What’s your strategy?
The great news is that we now have scientific evidence that helps us roughly assess our risk for developing Alzheimer’s or related dementias AND to make lifestyle changes that can decrease our odds for becoming a victim. The first risk factor is our age. From the Alzheimer’s Association website: “Most individuals with the disease are 65 and older. After age 65, the risk of Alzheimer’s doubles every five years. After age 85, the risk reaches nearly one-third.” The second risk factor is gender. Two out of three Americans with Alzheimer’s are women. The third risk factor is family history. From the Alzheimer’s Association website we learn that if you have a parent or sibling with Alzheimer’s your chances of developing the disease increase and if you have two immediate family members with the disease your chances increase further.
If any of these risk factors applies to you, I want to tell you that you are NOT destined to become an Alzheimer’s statistic! More research is coming out every day that points to the significance of three intervening actions that can reduce our risk.

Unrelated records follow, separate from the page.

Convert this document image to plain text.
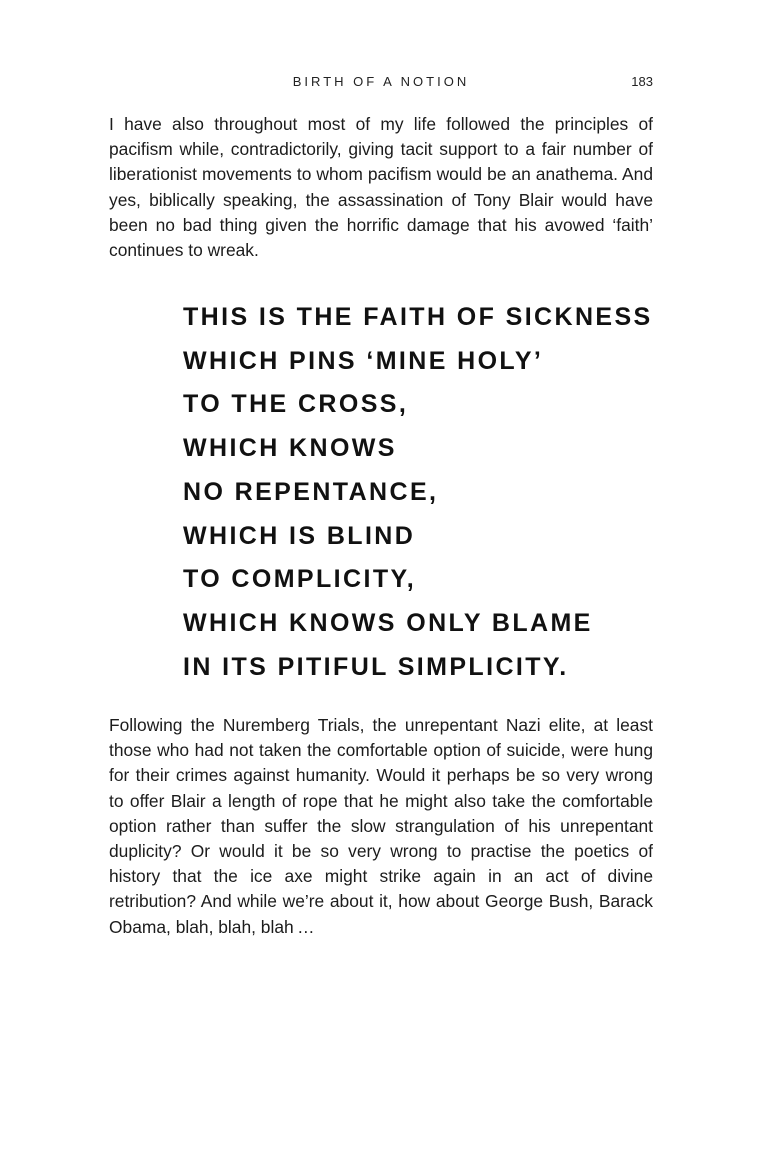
BIRTH OF A NOTION	183

I have also throughout most of my life followed the principles of pacifism while, contradictorily, giving tacit support to a fair number of liberationist movements to whom pacifism would be an anathema. And yes, biblically speaking, the assassination of Tony Blair would have been no bad thing given the horrific damage that his avowed ‘faith’ continues to wreak.

THIS IS THE FAITH OF SICKNESS
WHICH PINS ‘MINE HOLY’
TO THE CROSS,
WHICH KNOWS
NO REPENTANCE,
WHICH IS BLIND
TO COMPLICITY,
WHICH KNOWS ONLY BLAME
IN ITS PITIFUL SIMPLICITY.

Following the Nuremberg Trials, the unrepentant Nazi elite, at least those who had not taken the comfortable option of suicide, were hung for their crimes against humanity. Would it perhaps be so very wrong to offer Blair a length of rope that he might also take the comfortable option rather than suffer the slow strangulation of his unrepentant duplicity? Or would it be so very wrong to practise the poetics of history that the ice axe might strike again in an act of divine retribution? And while we’re about it, how about George Bush, Barack Obama, blah, blah, blah …
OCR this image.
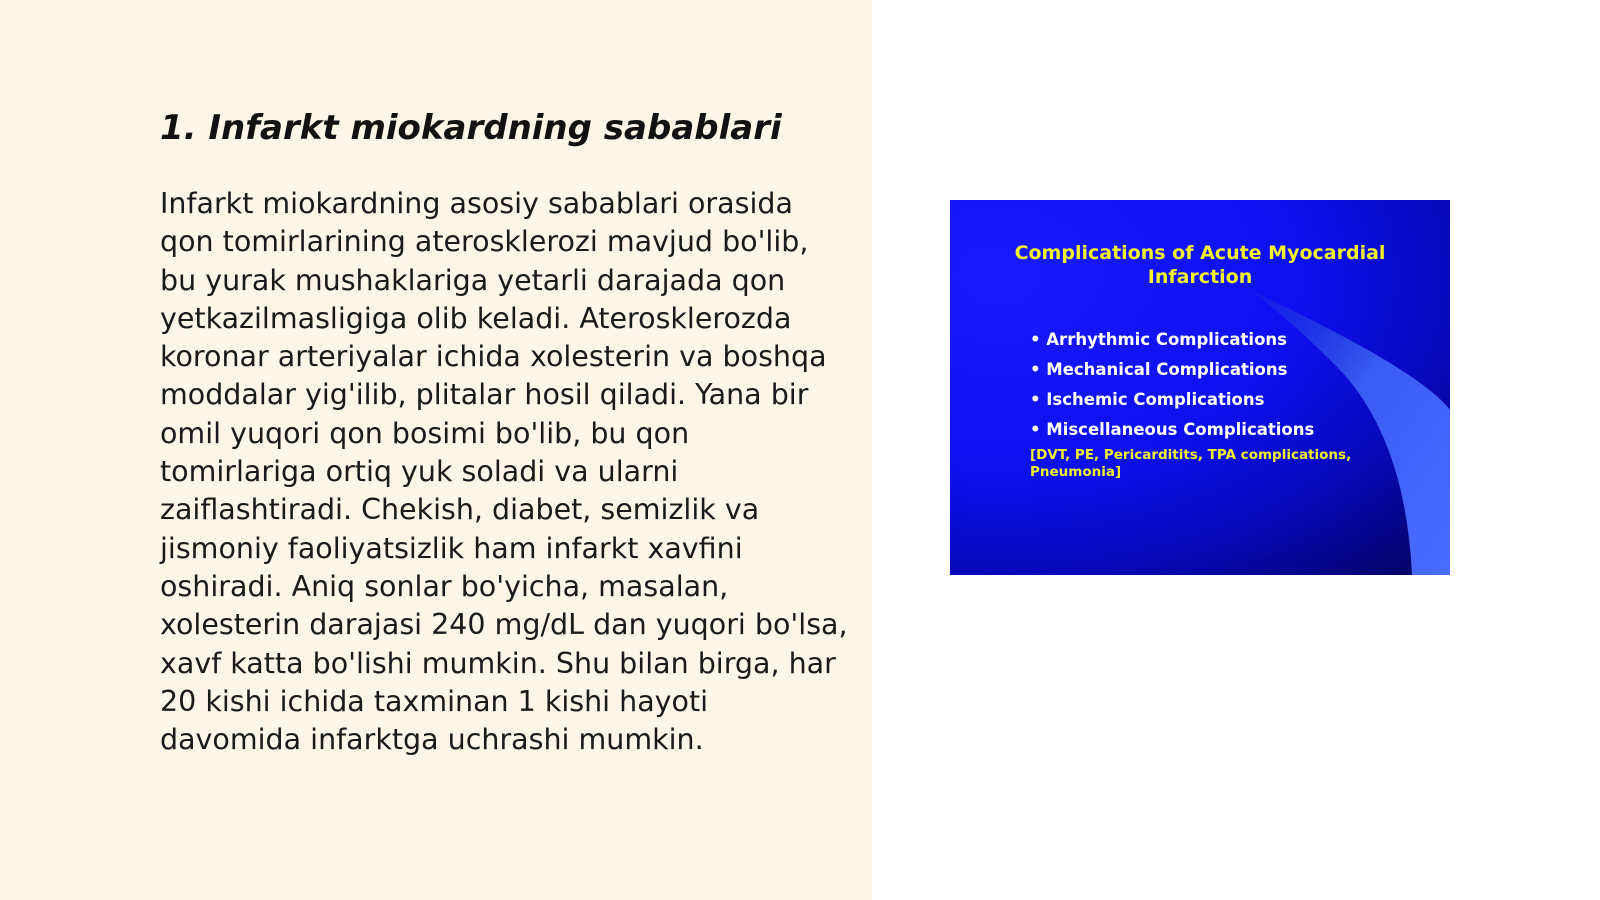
1. Infarkt miokardning sabablari

Infarkt miokardning asosiy sabablari orasida qon tomirlarining aterosklerozi mavjud bo'lib, bu yurak mushaklariga yetarli darajada qon yetkazilmasligiga olib keladi. Aterosklerozda koronar arteriyalar ichida xolesterin va boshqa moddalar yig'ilib, plitalar hosil qiladi. Yana bir omil yuqori qon bosimi bo'lib, bu qon tomirlariga ortiq yuk soladi va ularni zaiflashtiradi. Chekish, diabet, semizlik va jismoniy faoliyatsizlik ham infarkt xavfini oshiradi. Aniq sonlar bo'yicha, masalan, xolesterin darajasi 240 mg/dL dan yuqori bo'lsa, xavf katta bo'lishi mumkin. Shu bilan birga, har 20 kishi ichida taxminan 1 kishi hayoti davomida infarktga uchrashi mumkin.

Complications of Acute Myocardial Infarction
• Arrhythmic Complications
• Mechanical Complications
• Ischemic Complications
• Miscellaneous Complications
[DVT, PE, Pericarditits, TPA complications, Pneumonia]
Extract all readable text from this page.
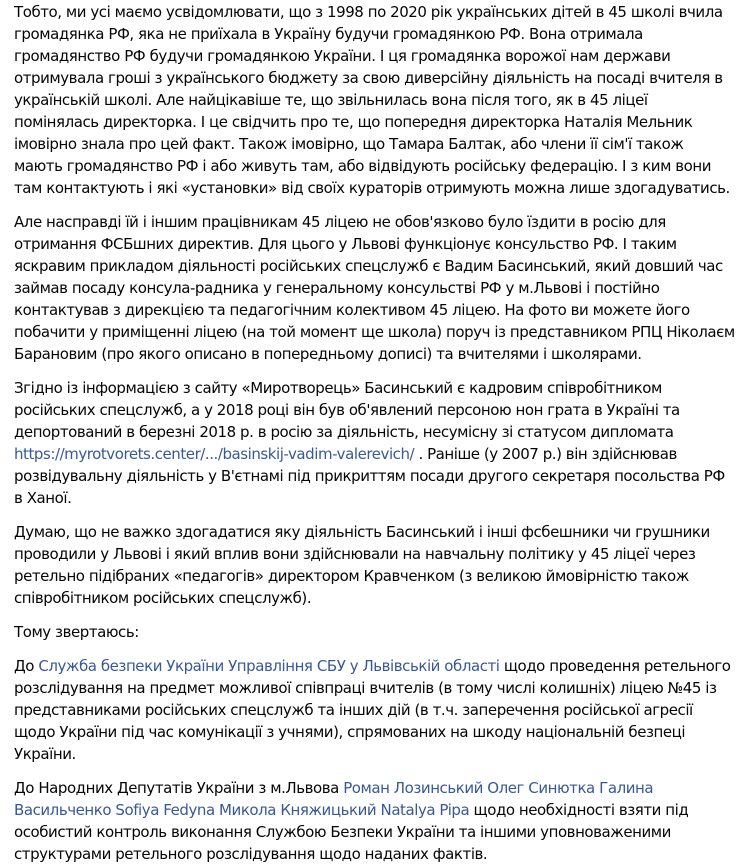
Тобто, ми усі маємо усвідомлювати, що з 1998 по 2020 рік українських дітей в 45 школі вчила громадянка РФ, яка не приїхала в Україну будучи громадянкою РФ. Вона отримала громадянство РФ будучи громадянкою України. І ця громадянка ворожої нам держави отримувала гроші з українського бюджету за свою диверсійну діяльність на посаді вчителя в українській школі. Але найцікавіше те, що звільнилась вона після того, як в 45 ліцеї помінялась директорка. І це свідчить про те, що попередня директорка Наталія Мельник імовірно знала про цей факт. Також імовірно, що Тамара Балтак, або члени її сім'ї також мають громадянство РФ і або живуть там, або відвідують російську федерацію. І з ким вони там контактують і які «установки» від своїх кураторів отримують можна лише здогадуватись.

Але насправді їй і іншим працівникам 45 ліцею не обов'язково було їздити в росію для отримання ФСБшних директив. Для цього у Львові функціонує консульство РФ. І таким яскравим прикладом діяльності російських спецслужб є Вадим Басинський, який довший час займав посаду консула-радника у генеральному консульстві РФ у м.Львові і постійно контактував з дирекцією та педагогічним колективом 45 ліцею. На фото ви можете його побачити у приміщенні ліцею (на той момент ще школа) поруч із представником РПЦ Ніколаєм Барановим (про якого описано в попередньому дописі) та вчителями і школярами.

Згідно із інформацією з сайту «Миротворець» Басинський є кадровим співробітником російських спецслужб, а у 2018 році він був об'явлений персоною нон грата в Україні та депортований в березні 2018 р. в росію за діяльність, несумісну зі статусом дипломата https://myrotvorets.center/.../basinskij-vadim-valerevich/ . Раніше (у 2007 р.) він здійснював розвідувальну діяльність у В'єтнамі під прикриттям посади другого секретаря посольства РФ в Ханої.

Думаю, що не важко здогадатися яку діяльність Басинський і інші фсбешники чи грушники проводили у Львові і який вплив вони здійснювали на навчальну політику у 45 ліцеї через ретельно підібраних «педагогів» директором Кравченком (з великою ймовірністю також співробітником російських спецслужб).

Тому звертаюсь:

До Служба безпеки України Управління СБУ у Львівській області щодо проведення ретельного розслідування на предмет можливої співпраці вчителів (в тому числі колишніх) ліцею №45 із представниками російських спецслужб та інших дій (в т.ч. заперечення російської агресії щодо України під час комунікації з учнями), спрямованих на шкоду національній безпеці України.

До Народних Депутатів України з м.Львова Роман Лозинський Олег Синютка Галина Васильченко Sofiya Fedyna Микола Княжицький Natalya Pipa щодо необхідності взяти під особистий контроль виконання Службою Безпеки України та іншими уповноваженими структурами ретельного розслідування щодо наданих фактів.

- First, early detection. Know the warning signs. Use online cognitive tests to assess your mental functioning. One of the most popular is the SAGE. (Check out this website for many other useful articles on Alzheimer’s.)
- Second, assessment of your metabolic function through blood testing and your systems functioning through Cyrex Array testing (look for more about this in an upcoming blogpost).
- Third, make lifestyle changes based on the results of testing. Much more on this in future blogposts.